After wrapping up day two of the 2020 MLB Draft on June 11, the Colorado Rockies had selected six amateur players to add to a cache of purple prospects.

Coincidentally and symmetrically, three are high school players and three come from the college ranks; it also breaks down as three hitters and three pitchers.

In the fourth round, Colorado looked in-state for the 110th overall selection, RHP Case Williams from Douglas County High School in Castle Rock.

By signing the 6-foot-3, 210-pounder, Williams now joins Pine Creek’s Ryan Warner (third round, 2012) and Greeley Central’s Shawn Chacon (third round, 1996) as the only Colorado high school players to be selected by the Rockies within the first four rounds of the MLB Draft.

Williams also became the highest Colorado prep player to have been drafted since LHP Brock Burke was selected in the third round by the Tampa Bay Rays out of Evergreen High School in 2014.
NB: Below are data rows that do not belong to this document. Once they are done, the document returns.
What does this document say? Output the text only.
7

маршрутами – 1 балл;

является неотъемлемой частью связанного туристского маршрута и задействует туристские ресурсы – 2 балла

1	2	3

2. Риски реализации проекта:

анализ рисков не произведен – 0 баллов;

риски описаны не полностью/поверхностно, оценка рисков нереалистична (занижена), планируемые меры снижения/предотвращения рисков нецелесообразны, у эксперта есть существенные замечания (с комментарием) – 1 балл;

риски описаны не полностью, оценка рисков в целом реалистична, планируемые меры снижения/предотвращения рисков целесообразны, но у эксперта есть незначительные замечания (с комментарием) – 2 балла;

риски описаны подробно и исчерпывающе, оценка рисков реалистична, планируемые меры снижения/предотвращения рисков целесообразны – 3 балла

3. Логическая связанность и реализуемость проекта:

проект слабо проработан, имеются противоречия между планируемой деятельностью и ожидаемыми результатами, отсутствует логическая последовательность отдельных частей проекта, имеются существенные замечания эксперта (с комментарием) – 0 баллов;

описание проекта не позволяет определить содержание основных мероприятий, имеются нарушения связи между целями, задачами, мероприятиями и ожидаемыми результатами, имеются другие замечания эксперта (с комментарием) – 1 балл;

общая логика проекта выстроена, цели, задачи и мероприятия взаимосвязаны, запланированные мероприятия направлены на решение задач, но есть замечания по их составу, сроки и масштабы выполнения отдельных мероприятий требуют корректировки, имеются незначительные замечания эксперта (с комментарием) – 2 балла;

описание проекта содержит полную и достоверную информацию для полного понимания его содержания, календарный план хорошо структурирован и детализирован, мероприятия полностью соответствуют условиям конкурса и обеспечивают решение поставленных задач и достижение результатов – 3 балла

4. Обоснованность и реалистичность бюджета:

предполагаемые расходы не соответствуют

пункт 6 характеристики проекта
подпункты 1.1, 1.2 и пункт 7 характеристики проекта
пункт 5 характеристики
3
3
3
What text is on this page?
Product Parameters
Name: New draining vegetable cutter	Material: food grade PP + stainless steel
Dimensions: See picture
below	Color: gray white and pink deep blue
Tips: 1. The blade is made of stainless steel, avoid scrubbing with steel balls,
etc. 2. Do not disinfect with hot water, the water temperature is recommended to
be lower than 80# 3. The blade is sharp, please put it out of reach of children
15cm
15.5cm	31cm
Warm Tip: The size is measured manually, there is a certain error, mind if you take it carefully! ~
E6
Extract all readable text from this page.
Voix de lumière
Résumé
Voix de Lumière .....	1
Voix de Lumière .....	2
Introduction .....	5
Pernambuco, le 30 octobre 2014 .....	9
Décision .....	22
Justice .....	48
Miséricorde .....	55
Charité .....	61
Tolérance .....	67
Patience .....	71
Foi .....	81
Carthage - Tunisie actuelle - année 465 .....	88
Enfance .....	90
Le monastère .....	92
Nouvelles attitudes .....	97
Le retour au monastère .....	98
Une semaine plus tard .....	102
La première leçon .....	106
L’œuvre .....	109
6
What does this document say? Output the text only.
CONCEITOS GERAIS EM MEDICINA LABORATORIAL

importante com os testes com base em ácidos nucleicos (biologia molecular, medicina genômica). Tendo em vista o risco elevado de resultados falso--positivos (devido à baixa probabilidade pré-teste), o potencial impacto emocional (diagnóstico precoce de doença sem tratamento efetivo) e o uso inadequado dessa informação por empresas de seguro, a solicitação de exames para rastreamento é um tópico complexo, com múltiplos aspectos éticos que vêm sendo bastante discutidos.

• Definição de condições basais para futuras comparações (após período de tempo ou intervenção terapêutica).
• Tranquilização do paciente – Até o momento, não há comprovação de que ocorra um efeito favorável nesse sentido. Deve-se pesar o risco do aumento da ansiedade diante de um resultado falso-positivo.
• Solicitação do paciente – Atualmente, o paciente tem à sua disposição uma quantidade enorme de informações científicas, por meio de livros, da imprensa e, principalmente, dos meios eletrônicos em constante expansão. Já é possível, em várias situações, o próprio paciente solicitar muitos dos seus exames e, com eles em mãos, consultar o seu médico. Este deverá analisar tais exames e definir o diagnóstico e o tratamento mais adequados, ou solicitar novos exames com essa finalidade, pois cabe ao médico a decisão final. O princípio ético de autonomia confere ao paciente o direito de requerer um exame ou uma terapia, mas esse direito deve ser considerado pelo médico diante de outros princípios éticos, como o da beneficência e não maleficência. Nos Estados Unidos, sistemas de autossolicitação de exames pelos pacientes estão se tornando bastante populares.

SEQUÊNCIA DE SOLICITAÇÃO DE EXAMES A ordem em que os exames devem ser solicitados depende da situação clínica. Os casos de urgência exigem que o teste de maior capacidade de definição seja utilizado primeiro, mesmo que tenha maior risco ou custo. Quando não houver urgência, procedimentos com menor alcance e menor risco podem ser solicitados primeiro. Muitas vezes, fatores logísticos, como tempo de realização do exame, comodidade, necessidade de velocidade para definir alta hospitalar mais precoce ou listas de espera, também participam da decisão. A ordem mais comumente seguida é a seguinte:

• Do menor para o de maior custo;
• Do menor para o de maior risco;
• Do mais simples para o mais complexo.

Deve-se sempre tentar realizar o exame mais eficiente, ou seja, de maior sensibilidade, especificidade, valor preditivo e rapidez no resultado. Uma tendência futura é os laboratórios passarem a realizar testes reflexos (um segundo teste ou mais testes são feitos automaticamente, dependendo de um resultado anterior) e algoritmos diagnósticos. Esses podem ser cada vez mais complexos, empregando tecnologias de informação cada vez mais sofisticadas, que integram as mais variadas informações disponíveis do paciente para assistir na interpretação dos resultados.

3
Entering the 2020 First-Year Player Draft, Williams was deemed the 231st-best prospect by FanGraphs and outside the top 500-best prospects by Baseball America.

According to MLB Pipeline, the 14-2 varsity pitcher signed below the recommended slot value ($527,800) for $450K.

While the Rockies have the seventh-highest bonus pool of $10,339,700 in this year’s draft, the savings from Williams’ slot could be used to sign outfielder Zac Veen.

Over/Under Slot

Since 2012, MLB has instituted bonus pools for all 30 teams, with each pick through round 10 being given an assigned value.

The total value for those picks dictate what the team can spend on players in rounds 1-10 (2020 was only rounds 1-5) without incurring a financial penalty or worse.

If a club exceeds its assigned pool by 0-5 percent, they pay a 75 percent tax on the overage. Ultimately, this is a negligible cost considering such overages have happened 149 times the previous eight years, including 21 times last year.

Should a team outspend their bonus pool allotment by more than 5%, the team could lose a first round pick and pay a tax on that additional money; if they outspend by more than 15%, they face a loss of two first round picks and pay an even larger tax.

Though teams may commonly outspend their bonus pool by less than 5%, no team has ever gone above that mark.

If a selected player is not signed, the value of his pick gets subtracted from his club’s pool.

In translation, this wrinkle that makes the concept of bonus pools even more intriguing for the shortened draft in 2020: losing the money is even worse than losing the player.

As for the case with the Rockies’ first pick, Veen could prove to be the most difficult in this class to sign due to his leverage of going to college and re-entering the draft in 2023.

In addition, the best prep hitter in this draft was a potential candidate to be selected as high as second overall. Given that this pick comes with a hefty suggested price tag of $7,789,900 – more than $2.8M higher than the Rockies’ assigned value for their slot ninth overall – Veen and his advisor may want an overslot deal.

The team has yet to announce an official signing of the other five players drafted, but under slot deals with any of the amateurs could have been pre-arranged before the selection.

The New York Mets signed their third round pick SS Anthony Walters for $400K under slot at just $20K – a figure used as the maximum value for undrafted free agents – and the Washington Nationals used the same $20K contract for their fourth round selection C Brady Lindsly.

Diamond Notes

  • To date, Colorado has signed only one undrafted free agent. Luke Leisenring, a catcher from Division II University of South Carolina Aiken, is from Jefferson County and played at Ralston Valley High School from 2015-17, graduating a year early.
  • Matt Schmidt, son of Rockies’ scouting director Bill Schmidt, signed with the Kansas City Royals as an undrafted free agent. The Parker, CO native and redshirt senior from the University of Michigan hit a decisive ninth-inning homer against #2 ranked Vanderbilt to start the Wolverines’ 2020 season.
  • Air Force outfielder Ashton Easley signed with the Miami Marlins. The recently graduated co-captain joins 2019 teammate IF Nic Ready with the organization after hitting .301/.364/.512 hitter with the Falcons. His 15 triples were fifth-most. In addition, his 15 triples were the most among active NCAA Division I players, while his 59 steals were 11th.